*努力する伯爵様

朝から、何度もカスパーがコニーに話しかけている姿を見かけていた。それは、時間と共に頻繁になり、思わずゲープが業務から気を散らしつづけるカスパーに注意をしたくなるほどだ。
しかも、どんな話がなされているのか、次第に二人は険悪な状態になりつつある。
別部署から戻ったコニーの姿を見つけるなり、席を立ったカスパーはきつい目で顎をしゃくる。
だが、部屋の隅で小声で話す、珍しく苛立ちを隠さず髪をかき上げるカスパーに、コニーが取り合う様子は無い。

「コニー、カスパー、ちょっとこっちに来い」
二人の様子があまりにおかしく、ゲープはとうとう二人を呼んだ。
「一体どうしたんだ? お前ら」
ゲープの眉間に寄った皺に、コニーがカスパーを睨む。「お前がしつこく追い掛け回すからだぞ。カスパー」
カスパーも睨み返す。
「どうしたんだ。お前たち。何でカスパーはそんなにコニーに用があるんだ?」ゲープには、上司として言わなくてはならないことがあった。

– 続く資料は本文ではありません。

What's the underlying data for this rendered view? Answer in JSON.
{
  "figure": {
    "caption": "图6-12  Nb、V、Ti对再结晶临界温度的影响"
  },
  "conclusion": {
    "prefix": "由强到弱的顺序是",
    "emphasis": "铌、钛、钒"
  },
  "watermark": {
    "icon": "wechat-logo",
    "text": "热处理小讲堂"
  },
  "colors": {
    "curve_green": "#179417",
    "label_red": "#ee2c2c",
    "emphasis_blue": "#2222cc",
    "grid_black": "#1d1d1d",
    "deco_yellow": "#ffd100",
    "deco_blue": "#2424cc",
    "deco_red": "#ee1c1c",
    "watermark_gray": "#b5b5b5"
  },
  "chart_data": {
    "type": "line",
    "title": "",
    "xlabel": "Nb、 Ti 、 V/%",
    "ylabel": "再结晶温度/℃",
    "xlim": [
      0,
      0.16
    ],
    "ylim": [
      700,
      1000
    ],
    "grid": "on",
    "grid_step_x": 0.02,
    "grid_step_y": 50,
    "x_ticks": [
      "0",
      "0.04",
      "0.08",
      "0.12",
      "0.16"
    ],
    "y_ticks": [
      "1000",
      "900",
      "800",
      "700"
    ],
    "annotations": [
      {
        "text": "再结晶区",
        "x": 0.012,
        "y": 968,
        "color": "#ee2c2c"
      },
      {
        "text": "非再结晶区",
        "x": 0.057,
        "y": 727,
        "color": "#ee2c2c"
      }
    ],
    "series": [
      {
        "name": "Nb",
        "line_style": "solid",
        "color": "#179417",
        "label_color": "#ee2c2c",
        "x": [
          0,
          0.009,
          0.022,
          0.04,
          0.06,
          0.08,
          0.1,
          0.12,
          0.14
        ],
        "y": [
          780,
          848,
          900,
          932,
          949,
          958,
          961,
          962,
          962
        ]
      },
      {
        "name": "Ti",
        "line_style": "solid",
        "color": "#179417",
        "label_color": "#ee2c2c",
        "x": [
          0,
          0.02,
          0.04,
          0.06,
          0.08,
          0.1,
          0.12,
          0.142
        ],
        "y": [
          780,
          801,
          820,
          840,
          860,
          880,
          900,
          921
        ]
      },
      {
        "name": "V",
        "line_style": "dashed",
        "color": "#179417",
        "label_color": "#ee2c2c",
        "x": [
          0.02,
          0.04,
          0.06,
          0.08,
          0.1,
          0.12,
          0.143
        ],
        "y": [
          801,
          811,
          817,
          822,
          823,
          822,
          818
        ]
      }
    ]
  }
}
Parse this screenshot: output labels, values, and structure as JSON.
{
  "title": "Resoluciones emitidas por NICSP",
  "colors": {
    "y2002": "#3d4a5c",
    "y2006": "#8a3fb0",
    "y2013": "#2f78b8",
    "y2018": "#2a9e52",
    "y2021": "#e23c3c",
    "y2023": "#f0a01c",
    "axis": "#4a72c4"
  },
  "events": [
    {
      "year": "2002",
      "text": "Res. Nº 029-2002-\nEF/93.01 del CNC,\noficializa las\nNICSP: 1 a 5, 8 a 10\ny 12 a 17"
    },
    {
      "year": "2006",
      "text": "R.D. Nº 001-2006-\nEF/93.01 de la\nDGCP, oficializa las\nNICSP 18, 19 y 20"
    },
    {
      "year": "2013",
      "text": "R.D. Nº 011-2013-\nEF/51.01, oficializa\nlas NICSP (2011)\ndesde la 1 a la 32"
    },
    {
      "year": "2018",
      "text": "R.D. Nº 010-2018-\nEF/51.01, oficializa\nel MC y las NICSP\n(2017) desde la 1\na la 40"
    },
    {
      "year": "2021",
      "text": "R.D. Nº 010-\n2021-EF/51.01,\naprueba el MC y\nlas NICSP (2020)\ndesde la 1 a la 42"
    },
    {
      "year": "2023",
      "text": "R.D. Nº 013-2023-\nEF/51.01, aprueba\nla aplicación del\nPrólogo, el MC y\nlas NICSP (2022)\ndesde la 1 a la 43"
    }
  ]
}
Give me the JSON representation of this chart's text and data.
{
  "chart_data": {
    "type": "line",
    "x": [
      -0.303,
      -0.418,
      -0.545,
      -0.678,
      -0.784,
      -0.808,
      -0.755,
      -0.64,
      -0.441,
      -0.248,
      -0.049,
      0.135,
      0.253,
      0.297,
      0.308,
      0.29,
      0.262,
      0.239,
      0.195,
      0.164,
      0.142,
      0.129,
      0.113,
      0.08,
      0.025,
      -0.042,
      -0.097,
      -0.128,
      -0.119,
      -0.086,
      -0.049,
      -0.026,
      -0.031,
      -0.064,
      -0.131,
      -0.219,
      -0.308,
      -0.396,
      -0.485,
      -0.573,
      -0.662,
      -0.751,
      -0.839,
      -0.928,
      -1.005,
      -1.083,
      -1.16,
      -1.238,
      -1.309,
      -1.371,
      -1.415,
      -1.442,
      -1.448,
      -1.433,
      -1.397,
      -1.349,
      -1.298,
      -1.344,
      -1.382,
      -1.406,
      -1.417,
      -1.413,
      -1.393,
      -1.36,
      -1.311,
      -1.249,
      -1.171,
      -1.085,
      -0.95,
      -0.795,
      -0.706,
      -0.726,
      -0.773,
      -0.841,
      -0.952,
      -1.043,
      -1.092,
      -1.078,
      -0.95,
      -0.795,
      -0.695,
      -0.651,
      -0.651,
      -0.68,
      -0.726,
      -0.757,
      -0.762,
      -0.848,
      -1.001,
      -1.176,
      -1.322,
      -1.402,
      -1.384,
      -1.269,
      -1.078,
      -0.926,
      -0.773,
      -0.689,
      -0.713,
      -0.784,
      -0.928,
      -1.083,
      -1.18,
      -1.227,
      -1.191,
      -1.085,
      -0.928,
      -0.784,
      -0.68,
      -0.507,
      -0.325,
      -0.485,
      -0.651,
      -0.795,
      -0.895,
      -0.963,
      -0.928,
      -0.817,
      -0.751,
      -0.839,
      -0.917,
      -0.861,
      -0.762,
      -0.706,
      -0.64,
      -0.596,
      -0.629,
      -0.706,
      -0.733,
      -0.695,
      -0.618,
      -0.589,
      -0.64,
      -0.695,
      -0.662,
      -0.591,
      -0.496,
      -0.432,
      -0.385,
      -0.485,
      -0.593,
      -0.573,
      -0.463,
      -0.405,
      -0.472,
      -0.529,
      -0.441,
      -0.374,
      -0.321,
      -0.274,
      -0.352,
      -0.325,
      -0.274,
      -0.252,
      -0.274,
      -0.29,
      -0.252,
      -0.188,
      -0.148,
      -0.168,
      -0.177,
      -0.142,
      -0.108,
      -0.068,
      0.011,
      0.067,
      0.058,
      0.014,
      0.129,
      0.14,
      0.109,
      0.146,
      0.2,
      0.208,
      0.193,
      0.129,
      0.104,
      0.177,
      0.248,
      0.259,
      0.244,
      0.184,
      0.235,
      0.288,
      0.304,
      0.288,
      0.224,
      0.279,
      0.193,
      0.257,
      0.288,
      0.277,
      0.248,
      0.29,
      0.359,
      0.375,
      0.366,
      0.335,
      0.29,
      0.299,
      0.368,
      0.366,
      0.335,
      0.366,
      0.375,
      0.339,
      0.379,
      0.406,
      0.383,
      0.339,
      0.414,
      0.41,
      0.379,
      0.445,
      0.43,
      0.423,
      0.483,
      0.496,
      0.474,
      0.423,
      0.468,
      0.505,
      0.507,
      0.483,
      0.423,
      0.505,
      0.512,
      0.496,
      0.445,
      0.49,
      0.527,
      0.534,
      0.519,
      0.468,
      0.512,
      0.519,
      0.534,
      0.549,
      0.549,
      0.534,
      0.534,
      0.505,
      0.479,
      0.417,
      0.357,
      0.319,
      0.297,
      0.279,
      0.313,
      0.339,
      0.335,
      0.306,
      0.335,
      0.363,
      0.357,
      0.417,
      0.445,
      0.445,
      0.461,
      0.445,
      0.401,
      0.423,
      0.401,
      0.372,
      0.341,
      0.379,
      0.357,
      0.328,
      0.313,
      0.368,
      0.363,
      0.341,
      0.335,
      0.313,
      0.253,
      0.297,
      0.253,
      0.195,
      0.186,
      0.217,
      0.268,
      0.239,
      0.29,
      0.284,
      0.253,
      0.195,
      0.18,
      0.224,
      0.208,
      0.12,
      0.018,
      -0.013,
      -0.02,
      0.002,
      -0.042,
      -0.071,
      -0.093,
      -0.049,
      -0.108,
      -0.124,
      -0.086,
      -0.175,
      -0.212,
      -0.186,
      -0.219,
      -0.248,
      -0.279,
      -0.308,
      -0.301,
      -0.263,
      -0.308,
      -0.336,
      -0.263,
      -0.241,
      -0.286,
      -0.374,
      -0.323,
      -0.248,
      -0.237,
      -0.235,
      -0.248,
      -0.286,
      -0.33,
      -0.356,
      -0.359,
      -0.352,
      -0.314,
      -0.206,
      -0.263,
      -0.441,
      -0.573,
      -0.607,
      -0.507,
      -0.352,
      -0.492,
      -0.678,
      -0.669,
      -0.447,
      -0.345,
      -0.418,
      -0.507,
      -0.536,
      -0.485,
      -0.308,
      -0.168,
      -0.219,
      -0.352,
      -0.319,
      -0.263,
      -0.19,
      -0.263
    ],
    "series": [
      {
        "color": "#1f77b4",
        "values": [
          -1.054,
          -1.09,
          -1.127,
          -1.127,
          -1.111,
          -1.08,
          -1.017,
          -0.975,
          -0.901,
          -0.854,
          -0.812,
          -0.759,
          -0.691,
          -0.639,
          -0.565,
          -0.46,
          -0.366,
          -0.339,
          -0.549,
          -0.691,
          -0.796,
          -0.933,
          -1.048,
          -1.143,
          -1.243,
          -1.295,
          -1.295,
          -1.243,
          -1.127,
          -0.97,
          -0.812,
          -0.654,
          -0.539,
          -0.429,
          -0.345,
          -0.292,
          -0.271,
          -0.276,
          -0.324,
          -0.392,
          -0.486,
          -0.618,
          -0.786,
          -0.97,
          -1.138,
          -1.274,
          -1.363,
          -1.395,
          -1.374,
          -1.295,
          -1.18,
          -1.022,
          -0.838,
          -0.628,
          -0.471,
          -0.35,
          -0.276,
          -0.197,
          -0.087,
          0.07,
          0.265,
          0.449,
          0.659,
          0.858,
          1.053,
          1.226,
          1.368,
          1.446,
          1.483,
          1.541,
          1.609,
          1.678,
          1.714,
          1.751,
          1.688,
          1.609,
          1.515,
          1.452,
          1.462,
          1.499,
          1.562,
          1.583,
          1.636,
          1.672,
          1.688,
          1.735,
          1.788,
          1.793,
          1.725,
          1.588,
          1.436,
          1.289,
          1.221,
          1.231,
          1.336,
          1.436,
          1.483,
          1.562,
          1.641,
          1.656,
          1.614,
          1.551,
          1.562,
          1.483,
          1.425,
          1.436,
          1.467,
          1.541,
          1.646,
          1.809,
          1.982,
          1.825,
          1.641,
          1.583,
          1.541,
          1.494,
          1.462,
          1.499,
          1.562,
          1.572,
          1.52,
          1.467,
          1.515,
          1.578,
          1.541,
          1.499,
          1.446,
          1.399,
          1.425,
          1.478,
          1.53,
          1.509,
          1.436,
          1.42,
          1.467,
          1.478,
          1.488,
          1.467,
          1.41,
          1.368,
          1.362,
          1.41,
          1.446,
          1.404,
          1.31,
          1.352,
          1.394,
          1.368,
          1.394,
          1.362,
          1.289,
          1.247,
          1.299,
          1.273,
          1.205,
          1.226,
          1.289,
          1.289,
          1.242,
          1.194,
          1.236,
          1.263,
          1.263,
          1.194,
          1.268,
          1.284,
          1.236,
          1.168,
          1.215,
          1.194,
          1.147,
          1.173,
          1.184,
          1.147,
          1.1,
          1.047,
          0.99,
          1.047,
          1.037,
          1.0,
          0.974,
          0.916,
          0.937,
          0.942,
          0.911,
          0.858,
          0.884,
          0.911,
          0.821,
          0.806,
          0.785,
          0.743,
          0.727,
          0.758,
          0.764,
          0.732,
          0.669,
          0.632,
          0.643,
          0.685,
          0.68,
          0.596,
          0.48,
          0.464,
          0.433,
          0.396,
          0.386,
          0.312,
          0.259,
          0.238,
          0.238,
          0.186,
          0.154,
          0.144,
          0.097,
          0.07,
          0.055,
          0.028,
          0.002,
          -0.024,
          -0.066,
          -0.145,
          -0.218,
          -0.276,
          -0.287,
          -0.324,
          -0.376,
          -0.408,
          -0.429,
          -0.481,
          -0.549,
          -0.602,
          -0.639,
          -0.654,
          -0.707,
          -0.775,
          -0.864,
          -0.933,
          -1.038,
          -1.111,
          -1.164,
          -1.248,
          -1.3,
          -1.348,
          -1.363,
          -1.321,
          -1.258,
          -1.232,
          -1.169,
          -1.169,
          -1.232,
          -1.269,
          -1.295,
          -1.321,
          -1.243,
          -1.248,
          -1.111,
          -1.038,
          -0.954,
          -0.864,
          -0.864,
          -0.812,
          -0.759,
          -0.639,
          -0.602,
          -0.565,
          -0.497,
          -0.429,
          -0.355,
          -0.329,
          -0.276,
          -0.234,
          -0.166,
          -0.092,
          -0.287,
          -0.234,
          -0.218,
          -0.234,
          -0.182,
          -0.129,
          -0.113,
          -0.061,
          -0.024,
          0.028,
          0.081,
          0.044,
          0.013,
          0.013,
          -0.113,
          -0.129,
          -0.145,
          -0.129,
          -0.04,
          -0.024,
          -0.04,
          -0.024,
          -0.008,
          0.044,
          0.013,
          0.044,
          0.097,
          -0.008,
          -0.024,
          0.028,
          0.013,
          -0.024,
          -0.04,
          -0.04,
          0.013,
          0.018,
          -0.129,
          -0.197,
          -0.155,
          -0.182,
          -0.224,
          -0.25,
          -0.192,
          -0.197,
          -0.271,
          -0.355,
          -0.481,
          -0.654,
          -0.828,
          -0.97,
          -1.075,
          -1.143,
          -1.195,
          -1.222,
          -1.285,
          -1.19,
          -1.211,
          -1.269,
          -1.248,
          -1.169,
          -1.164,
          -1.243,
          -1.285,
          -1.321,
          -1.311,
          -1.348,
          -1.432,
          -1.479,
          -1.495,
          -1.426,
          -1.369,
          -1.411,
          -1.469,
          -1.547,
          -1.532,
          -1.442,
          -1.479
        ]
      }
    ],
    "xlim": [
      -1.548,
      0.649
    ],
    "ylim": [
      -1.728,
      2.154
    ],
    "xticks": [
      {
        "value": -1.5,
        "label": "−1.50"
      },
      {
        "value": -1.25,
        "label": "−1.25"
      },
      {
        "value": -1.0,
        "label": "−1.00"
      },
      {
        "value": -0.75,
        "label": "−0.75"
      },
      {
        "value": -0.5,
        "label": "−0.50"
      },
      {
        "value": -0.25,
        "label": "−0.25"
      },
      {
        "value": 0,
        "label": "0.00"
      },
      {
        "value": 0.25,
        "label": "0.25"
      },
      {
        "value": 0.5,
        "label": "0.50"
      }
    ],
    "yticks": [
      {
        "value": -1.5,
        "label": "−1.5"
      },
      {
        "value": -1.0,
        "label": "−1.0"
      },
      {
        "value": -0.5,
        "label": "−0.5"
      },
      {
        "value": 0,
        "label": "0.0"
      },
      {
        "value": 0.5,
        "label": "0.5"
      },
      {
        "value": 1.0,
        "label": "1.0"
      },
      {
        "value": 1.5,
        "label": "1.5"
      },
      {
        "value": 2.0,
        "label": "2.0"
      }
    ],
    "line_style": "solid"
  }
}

「カスパー、お前、コニーを追い回していられるほどそんなに暇じゃないはずだ。昼に出しとくように言った爆発物設置の予測場所についての書類がまだ提出されてないって、もう二度情報分析部の奴らから電話があったぞ」
言い出さなければならないことが、腹立たしいのかカスパーは言い捨てた。
「ゲープ。コニーがその書類を返さない。朝、コニーが提出前に見せろって、言ったんだ。そのままコニーが返さないから、提出できない」
ゲープは信じられなかった。
「なんでだ? コニー。……何で返さない?」
もう用意が済んでいるはずの書類を、なぜカスパーが情報分析に回せさないのか、請求の電話の対応に困っていたゲープにコニーはにこやかな顔で相槌すら打っていたのだ。
頼りになるはずの隊長補佐は、気まずそうな顔も見せず、けろりと言う。